所謂“人類政治文明的普遍成果”,即諸如“權力制衡”、“公共信息透明”等基本原則。經過世界各國漫長的政治文明實踐,這些原則都已經得到了充分證明。

在“人類政治文明的普遍成果”研究方面,必須承認我國在整體上沒有達到西方政治學研究的深度和廣度。很明顯的一點基本事實就是,在國內企事業單位的各種政治學習材料中,傳統風格的思想政治教育內容占據絕大部分,而對于現代政治學經典理論甚至是這些理論的經典案例也罕見涉及。臺灣東吳大學政治系教授吳文程在為哥倫比亞大學教授薩托利(GiovanniSartori)著、雷飛龍翻譯、臺灣國立編譯館1998年出版的《比較憲政工程》一書做序時指出“西方政治學研究的深度和廣度都是眾多自稱馬克思主義的跳蚤所不及的,”此語并非妄言。因此,中國政治制度必須吸收世界先進政治文明的精髓。在此基礎上,才能夠進一步考慮中國特色的創新。
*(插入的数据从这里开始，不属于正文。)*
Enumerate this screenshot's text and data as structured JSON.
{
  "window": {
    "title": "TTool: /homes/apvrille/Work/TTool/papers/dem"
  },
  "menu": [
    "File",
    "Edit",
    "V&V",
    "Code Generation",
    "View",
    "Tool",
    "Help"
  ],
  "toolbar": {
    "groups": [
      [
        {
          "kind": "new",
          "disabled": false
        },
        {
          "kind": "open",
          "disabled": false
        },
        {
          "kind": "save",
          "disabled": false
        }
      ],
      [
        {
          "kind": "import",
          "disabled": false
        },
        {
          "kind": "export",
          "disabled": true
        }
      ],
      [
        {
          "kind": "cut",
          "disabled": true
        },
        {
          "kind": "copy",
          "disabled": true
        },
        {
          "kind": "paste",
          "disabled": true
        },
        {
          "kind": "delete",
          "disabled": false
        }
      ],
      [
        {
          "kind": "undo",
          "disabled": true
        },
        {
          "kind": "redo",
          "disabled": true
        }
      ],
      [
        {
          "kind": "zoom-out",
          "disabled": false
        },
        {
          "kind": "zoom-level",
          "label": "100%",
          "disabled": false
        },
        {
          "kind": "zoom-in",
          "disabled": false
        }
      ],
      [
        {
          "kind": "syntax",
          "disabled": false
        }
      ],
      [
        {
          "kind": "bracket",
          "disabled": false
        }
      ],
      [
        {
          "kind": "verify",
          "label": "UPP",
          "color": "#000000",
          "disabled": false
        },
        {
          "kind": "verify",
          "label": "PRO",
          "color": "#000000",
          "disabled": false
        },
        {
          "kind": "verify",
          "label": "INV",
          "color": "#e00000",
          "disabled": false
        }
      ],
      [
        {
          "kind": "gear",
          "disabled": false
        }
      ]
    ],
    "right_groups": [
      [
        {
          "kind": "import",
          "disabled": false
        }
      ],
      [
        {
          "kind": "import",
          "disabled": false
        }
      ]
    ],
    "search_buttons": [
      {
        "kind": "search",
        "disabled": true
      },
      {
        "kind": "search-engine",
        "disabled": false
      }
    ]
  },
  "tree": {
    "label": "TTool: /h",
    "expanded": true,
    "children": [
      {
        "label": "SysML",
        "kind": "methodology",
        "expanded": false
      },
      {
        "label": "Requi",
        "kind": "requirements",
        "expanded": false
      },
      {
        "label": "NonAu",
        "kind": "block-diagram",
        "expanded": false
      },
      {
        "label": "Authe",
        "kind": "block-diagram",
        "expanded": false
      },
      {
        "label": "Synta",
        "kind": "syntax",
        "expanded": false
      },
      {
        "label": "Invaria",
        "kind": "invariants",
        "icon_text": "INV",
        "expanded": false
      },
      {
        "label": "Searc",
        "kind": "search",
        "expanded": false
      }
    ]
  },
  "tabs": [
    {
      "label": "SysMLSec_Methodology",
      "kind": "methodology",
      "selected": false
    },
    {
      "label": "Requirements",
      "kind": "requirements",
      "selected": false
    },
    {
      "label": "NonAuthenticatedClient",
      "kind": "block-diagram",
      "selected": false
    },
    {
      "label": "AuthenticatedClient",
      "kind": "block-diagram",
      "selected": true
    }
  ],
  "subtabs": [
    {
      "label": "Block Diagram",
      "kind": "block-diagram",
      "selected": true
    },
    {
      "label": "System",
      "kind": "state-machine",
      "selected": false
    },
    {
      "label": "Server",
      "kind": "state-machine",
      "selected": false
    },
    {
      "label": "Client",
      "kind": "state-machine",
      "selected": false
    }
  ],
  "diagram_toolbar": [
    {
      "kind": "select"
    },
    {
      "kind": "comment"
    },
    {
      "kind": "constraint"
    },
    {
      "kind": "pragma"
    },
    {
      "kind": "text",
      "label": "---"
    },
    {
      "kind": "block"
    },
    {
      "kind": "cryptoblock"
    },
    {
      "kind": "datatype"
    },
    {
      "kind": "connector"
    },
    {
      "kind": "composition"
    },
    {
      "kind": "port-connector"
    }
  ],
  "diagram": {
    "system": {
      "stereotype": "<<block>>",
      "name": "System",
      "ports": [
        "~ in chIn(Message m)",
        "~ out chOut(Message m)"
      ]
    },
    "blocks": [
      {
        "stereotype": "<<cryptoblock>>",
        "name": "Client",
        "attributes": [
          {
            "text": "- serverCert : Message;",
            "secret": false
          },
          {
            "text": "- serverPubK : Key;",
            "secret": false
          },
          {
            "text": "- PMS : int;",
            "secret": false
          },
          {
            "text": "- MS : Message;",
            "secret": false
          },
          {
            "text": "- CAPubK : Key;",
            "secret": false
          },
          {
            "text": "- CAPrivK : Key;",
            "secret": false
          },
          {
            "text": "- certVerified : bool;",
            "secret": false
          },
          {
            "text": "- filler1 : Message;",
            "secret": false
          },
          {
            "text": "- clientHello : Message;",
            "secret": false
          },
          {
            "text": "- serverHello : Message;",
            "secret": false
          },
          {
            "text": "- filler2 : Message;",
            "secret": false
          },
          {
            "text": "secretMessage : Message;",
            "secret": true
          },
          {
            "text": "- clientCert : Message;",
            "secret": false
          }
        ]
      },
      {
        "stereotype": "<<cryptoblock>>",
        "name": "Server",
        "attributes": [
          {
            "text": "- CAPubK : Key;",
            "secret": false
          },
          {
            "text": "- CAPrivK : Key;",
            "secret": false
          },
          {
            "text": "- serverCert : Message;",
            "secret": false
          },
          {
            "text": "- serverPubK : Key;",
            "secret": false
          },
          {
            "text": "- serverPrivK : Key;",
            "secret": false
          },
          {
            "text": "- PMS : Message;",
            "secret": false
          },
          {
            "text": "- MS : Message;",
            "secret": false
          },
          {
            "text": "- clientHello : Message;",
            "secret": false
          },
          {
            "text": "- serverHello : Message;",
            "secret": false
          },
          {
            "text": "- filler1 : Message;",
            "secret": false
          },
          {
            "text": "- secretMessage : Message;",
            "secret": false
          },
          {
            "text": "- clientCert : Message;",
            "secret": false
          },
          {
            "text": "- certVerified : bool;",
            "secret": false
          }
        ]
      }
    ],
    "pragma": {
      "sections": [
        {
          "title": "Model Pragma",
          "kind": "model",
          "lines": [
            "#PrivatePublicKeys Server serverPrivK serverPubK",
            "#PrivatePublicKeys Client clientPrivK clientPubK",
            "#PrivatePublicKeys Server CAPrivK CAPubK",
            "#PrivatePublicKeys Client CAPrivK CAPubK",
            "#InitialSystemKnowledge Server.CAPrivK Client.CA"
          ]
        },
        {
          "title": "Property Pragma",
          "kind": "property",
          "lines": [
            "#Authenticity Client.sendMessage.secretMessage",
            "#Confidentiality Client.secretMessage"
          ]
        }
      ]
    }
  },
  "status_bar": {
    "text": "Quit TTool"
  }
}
1.2民主模式實現形式是多元的,中國應該有自己的創造-“中國特殊論”

尊重承認西方政治理論和實踐的先進性,并不意味著一切照搬西方民主。民主作為一種普適價值理念是放之四海皆準的,但是實現民主的具體制度設計完全可以不同,也必須不同。不同水平的經濟基礎、歷史傳統等因素所構造成基本國情的多樣性、復雜性決定了民主模式的多樣性、復雜性。

美國創建之初,華盛頓們并沒有照抄當時歐洲的民主模式,而是從美國國情出發,經過費城制憲奠定了美國的聯邦制和三權分立體制「1」。但今天的美國領導者卻非常熱衷于“輸出(美國模式的)民主”,要求其它國家全盤接受美國民主模式。

事實上,即使是很多西方國家也并沒有完全效法美國的政治體制。而那些對美國模式照抄照搬的發展中國家中卻鮮有成功的范例。鄧小平多次明確表示,“美國的制度中國不能搬”,“要求全世界都照搬美、英、法的模式是辦不到的”。

西方民主模式固然不能機械效仿,20世紀社會主義運動的正反經驗充分說明,社會主義國家之間政治體制同樣也不能互相抄襲。鄧小平曾對波蘭前統一工人黨領導人雅魯澤爾斯基說:“我們兩國原來的政治體制都是從蘇聯模式來的。看來這個模式在蘇聯也不是很成功。即使在蘇聯是百分之百成功,但是能夠符合中國的實際情況嗎?能夠符合波蘭的實際情況嗎?各國的實際情況是不相同的。”

實際上,梁啟超在1919年游歷歐洲后所寫的《歐游之一般觀察及一般感想》中就早已經指出:“講到國計民生上,社會主義自然是現代最有價值的學說。國內提倡新思潮的人,漸漸的注意研究他,也是很好的現象。但我的意見,提倡這主義,精神和方法不可并為一談。精神是絕對要采用的,至于實行的方法,那就各國各時代種種不同。”

在政治模式設計上,既然有“美國特殊論”,那么“中國特殊論”自然也是可能的。康曉光在其《中國特殊論-對中國大陸25年改革經驗的反思》一文中提出了“中國特殊論”「2」。康曉光認為“我相信西方經驗不能支配中國的未來,中國的未來不會簡單地重演他人以往的經驗。這就是中國特殊論的基本命題。”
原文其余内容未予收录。